Воины бури (Корнуэлл) - страница 125

Война полыхала к востоку от Сестера. А мы свернули на запад.

Мы поскакали на запад к Брунанбургу, держась насыпной тропы по краю южного берега реки. Из-за темноты ехать приходилось медленно, но, по мере того как рассветало, мы прибавляли шагу. Прилив шел на убыль, и вода с журчанием уходила, обнажая илистые отмели. Кричали морские птицы, встречая утро. Дорогу нам перебежала лисица, таща в зубах чайку с перебитым крылом, и я попытался разглядеть в этом доброе предзнаменование. Река, колыхаемая ветерком, поблескивала, словно старое серебро. Я надеялся на ветер покрепче, на маленькую бурю, но воздух оставался почти неподвижным.

Брунанбург казался темным пятном, верхушки бревен частокола подсвечивались красным – то было зарево костров, горящих во дворе. Тропа сворачивала влево, к главным воротам крепости, но мы забрали вправо, туда, где на серебристой поверхности реки обрисовывались смутные очертания. То были два корабля, которые Этельстан и его товарищи увели с их стоянки к северу от Эдс-Байрига. Тот, что покрупнее, назывался «Сэброга», то есть «Ужас морей», и принадлежал теперь мне.

Имя я выбрал сам, потому что не знал, как называли судно норманны. У некоторых кораблей имя вырезают на штевне, но у «Сэброги» такой метки не было. Не нацарапали ее и на мачте. Любой моряк скажет, что менять название корабля – плохая примета, но я частенько так поступал, хотя каждый раз обязательно соблюдал необходимую предосторожность – заставлял девственницу пописать в трюм. Это отгоняет несчастье, поэтому я позаботился и нашел девочку, которая окропила балластные камни «Сэброги». Переименованное судно было самым крупным из двух и красивым: крутые борта, плавные длинные линии, высокие нос и корма. На штевне, где у большинства языческих кораблей красуются дракон, волк или орел, было вырублено из толстого бревна лезвие секиры. Это заставило меня предположить, что корабль мог принадлежать самому Рагналлу. Некогда лезвие было ярко-красным, хотя теперь краска сильно облупилась. Драккар имел скамьи на шестьдесят гребцов, замечательной работы парус и полный набор весел.

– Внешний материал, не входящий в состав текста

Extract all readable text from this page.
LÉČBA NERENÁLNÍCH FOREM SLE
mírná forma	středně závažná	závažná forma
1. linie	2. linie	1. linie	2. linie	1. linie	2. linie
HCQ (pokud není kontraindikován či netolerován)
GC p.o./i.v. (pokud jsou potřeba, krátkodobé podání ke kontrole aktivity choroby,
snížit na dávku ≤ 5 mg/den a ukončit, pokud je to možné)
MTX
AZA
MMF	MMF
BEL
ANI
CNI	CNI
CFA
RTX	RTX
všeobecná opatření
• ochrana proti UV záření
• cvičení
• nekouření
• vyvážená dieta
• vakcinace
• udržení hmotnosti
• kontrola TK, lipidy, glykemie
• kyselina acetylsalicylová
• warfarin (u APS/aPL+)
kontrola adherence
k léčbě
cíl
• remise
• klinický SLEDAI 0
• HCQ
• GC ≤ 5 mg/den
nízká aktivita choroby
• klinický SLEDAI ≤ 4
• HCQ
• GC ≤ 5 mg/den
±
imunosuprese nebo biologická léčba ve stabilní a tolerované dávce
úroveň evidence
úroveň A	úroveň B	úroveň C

– Господи, спаси, – пробормотал Дудда, потом икнул. – Да это просто красавец!

– Красавец, – согласился я.

– Хорошее судно, – сказал он, изобразив руками фигуру, – оно как женщина.

Заявил это Дудда с гордостью, словно без него до этой мысли никто не додумался. Затем слез с седла с грацией вола, получившего колотушкой по лбу. Хрюкнул, приземлившись, зашел в прибрежный ил, спустил штаны и стал отливать.

– Хорошее судно, оно как женщина, – повторил он и повернулся, не прекращая шумно журчать. – Ты когда-нибудь видел эту Мус, господин? Крошку Мус – ту, у которой родимое пятно в форме яблока на лбу? Вот это штучка! Я бы это яблочко целиком заглотил!